Asked about the diary entries, Downing Street declined to say whether Mr Sunak thought it would be okay to “just let people die” during the pandemic, saying it would be for the Prime Minister to set out his position during evidence before the Covid Inquiry. “The Prime Minister is due to give evidence before the inquiry at the time of their choosing. That’s when he’ll set out his position,” Mr Sunak’s official spokesman said.
The spokesman said a number of people will be setting out their views of the period, but “rather than respond to each one in piecemeal, it’s right that it is looked at alongside other evidence”.
Earlier on Monday, the inquiry heard Mr Johnson was "bamboozled" by the graphs and data presented to him by scientists during the pandemic. Sir Patrick's diary entries suggested that Mr Johnson sometimes struggled to retain scientific information and at one point queried whether Covid was spreading “because of the great libertarian nation we are”.
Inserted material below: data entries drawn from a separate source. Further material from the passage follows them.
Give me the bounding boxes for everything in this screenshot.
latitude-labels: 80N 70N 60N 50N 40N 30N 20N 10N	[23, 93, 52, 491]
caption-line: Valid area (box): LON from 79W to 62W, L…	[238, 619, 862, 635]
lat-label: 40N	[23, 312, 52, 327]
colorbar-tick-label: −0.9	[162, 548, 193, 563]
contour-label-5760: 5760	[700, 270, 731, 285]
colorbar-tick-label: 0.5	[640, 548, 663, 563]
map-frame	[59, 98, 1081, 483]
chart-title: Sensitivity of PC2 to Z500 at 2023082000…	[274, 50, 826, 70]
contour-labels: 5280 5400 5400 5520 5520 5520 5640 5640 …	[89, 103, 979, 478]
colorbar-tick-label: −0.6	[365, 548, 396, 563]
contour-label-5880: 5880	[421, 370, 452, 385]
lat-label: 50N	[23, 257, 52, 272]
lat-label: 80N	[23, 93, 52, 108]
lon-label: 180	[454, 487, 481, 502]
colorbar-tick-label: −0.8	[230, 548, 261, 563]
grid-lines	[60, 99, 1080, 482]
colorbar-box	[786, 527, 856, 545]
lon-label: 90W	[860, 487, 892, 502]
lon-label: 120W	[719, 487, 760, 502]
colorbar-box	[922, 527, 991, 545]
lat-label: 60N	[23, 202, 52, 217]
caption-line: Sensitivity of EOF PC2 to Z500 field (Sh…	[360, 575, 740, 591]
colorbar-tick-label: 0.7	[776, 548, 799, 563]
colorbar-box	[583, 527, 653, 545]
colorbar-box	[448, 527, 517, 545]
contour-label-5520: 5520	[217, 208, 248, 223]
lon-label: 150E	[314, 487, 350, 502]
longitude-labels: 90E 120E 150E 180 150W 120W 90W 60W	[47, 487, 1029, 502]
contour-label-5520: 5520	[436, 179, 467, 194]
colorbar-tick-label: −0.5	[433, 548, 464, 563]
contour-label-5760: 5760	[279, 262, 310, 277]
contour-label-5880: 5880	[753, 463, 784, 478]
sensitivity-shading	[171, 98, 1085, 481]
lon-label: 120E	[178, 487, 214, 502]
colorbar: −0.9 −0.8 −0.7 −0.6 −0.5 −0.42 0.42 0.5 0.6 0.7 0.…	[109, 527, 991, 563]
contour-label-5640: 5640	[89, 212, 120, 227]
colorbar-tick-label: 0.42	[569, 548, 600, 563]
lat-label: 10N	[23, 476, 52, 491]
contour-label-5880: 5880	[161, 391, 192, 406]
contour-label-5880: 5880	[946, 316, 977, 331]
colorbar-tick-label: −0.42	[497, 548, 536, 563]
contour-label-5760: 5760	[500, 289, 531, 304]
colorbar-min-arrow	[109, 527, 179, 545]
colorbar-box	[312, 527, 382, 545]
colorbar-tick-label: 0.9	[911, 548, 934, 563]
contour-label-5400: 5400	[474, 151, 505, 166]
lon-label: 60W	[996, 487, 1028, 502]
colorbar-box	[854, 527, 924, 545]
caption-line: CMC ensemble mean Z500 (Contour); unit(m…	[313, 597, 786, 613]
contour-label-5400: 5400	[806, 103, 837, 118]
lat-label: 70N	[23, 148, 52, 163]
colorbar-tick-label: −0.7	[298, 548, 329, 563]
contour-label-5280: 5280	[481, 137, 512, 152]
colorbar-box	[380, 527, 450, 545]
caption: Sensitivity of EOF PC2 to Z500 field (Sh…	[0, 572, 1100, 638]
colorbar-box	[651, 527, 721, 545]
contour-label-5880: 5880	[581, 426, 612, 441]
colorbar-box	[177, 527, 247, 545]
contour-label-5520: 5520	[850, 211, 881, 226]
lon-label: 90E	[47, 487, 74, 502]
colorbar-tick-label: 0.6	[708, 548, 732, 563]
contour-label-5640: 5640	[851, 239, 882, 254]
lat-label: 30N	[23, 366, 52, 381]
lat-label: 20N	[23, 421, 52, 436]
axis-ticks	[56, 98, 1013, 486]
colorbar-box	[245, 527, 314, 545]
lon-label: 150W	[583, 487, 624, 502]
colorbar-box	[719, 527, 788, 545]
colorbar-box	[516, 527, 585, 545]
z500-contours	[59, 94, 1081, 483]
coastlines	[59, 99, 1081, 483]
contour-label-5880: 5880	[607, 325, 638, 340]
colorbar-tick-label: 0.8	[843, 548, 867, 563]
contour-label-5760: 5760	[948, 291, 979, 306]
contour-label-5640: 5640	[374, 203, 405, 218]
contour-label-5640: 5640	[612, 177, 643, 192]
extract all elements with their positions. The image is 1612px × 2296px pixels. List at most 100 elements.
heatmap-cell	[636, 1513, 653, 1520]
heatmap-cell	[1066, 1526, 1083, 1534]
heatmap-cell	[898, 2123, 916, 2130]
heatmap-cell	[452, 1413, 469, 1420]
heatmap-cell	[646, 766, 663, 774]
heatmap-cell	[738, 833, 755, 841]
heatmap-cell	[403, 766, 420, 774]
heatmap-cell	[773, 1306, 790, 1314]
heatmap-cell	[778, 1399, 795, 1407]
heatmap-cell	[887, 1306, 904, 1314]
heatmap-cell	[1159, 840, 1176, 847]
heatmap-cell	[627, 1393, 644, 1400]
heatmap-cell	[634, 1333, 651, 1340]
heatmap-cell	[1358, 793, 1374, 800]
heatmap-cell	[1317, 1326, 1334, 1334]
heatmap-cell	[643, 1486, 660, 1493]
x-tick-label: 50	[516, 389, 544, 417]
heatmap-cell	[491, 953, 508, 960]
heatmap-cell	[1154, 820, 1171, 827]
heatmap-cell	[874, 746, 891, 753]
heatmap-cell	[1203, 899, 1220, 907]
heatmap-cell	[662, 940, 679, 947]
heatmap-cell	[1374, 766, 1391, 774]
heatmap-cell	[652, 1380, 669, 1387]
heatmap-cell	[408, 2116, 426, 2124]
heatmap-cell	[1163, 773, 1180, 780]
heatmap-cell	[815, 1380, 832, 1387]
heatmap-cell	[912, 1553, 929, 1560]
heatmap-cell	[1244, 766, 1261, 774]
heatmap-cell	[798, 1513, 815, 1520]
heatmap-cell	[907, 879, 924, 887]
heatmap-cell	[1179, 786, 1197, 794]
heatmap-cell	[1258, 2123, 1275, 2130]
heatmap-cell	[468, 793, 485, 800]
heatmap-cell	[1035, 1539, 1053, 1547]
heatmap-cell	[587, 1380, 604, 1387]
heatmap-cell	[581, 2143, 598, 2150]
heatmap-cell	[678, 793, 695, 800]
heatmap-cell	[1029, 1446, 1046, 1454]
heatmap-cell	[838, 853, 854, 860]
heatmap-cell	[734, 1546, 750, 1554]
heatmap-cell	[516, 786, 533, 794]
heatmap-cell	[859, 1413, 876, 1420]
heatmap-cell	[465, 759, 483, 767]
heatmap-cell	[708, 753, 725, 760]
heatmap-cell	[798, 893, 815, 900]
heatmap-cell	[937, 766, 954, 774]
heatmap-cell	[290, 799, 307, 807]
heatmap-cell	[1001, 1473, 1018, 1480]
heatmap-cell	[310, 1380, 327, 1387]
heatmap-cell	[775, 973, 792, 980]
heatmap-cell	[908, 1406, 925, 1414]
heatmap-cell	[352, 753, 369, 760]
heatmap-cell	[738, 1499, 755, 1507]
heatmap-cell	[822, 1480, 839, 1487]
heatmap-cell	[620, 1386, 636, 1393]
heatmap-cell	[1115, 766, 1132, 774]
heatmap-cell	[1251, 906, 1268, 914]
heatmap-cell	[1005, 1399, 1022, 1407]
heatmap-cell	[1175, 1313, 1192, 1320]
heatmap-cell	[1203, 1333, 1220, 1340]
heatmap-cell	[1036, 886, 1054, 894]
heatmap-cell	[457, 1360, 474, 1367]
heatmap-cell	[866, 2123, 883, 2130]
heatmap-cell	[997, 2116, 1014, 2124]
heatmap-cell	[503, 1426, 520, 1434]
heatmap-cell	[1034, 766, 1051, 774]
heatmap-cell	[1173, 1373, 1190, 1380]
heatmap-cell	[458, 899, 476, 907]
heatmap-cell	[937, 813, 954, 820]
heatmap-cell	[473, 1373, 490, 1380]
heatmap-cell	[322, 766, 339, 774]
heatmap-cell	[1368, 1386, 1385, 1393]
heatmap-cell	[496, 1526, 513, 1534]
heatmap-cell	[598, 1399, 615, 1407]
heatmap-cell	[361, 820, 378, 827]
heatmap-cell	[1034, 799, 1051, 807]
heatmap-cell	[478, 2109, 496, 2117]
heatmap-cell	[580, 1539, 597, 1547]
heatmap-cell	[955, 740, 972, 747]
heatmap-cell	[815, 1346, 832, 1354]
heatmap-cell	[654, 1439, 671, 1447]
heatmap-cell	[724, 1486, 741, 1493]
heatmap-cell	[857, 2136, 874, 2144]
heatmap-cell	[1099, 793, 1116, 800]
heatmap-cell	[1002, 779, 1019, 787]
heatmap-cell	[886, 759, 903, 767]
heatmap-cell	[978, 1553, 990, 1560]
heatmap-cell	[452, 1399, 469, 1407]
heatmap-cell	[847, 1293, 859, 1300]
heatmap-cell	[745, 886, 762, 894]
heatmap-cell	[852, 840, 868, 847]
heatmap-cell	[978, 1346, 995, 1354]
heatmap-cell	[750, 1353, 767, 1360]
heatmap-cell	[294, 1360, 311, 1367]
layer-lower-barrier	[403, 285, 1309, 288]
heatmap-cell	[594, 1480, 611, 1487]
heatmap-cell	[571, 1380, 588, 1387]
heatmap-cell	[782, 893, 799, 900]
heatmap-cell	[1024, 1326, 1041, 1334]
One entry from May 4 2020 read: "Late afternoon meeting with the PM on schools. My God, this is complicated. Models will not provide the answer. PM is clearly bamboozled. Other entries from May 2020 stated: "PM asking whether we've overdone it on the lethality of this disease. He swings between optimism, pessimism, and then this." and "PM still confused on different types of test. He holds it in his head for a session and then it goes."
In June, Sir Patrick wrote: "Watching the PM get his head round stats is awful. He finds relative and absolute risk almost impossible to understand."
An entry from September 2020 said: "Clare Gardiner talked PM through the graphs. It is difficult, he asks questions like which line is the dark red line is he colourblind? Then 'so you think positivity has gone up overnight?' then 'oh god bloody hell'. But it is all the same stuff he was shown six hours ago."